The reason that I didn't show individual name profiles was because there is already a site that does it so well. Please visit the baby name wizard and have fun. If anyone would like a higher resolution image of the above I will be happy to send it as a pdf.

Monday, July 24, 2006

Movie director clusters

Using the Sight and Sound poll of movie directors I made a network diagram based on common favorite movies. Each director provided his or her top ten list of best/favorite movies. The more movies that two directors had in common the closer the tie. From this analysis I partitioned the network into four clusters shown by coloring the nodes/vertices.

Interestingly, When I compared the four groups I found consistent differences compared to the distance the group is to the center. Group 1 (the center group) averaged 64 years old and 82% were from English speaking countries. While group 4 (the outer group) averaged 55 years old and 45% were from English speaking counties. Groups 2 and 3 had numbers between the two extremes.
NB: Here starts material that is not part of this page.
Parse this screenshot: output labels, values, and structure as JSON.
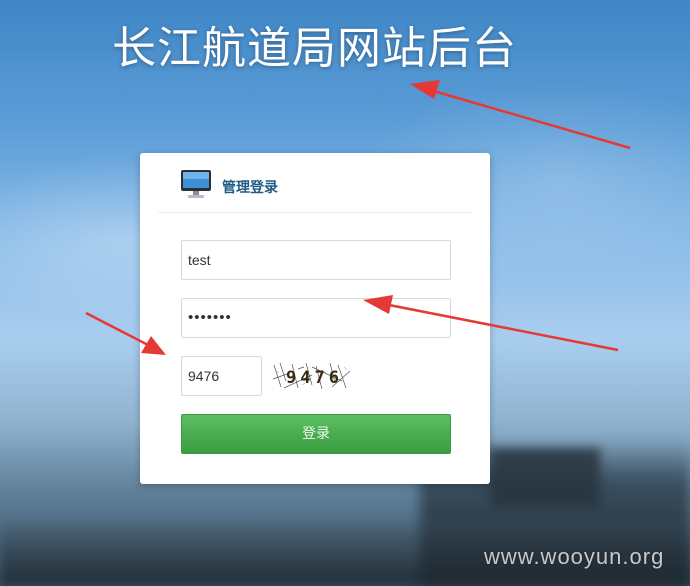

When I compared which movies the groups picked I found that the directors from groups #1 and #2 liked Citizen Kane, 8 1/2, and The Godfather. The group #3 and #4 upstarts liked The Apartment, Tokyo Story, and The Mirror.

Saturday, April 29, 2006

Senate Voting Patterns, part 3

This is the final installment of the senate voting network analysis. I divided the last 64 months into eight equal periods and analyzed the senate voting patterns for each period. For an explanation of how I made the networks please see my last post. On a few of the graphs I have pointed out some of the senators, if there are specific senators that people are interested in I can identify them. Each individual network is shown below.

Above is a summary showing all eight networks (A) with additional plots. Part B of the above figure shows eight scatterplots as a view of how often senators vote within and outside their party (x-axis "% with Democrats", y-axis "% with Republicans"). The cross identifies the 50% mark. Part C of the above figure is an additional view of the same data. I made eight histograms of the difference between each senators vote within and outside the party. In this case, the right humps are made up of Republicans and the left Democrats. The final part (D) of the figure shows how the president's approval rating (based on many polls) has changed over the time period.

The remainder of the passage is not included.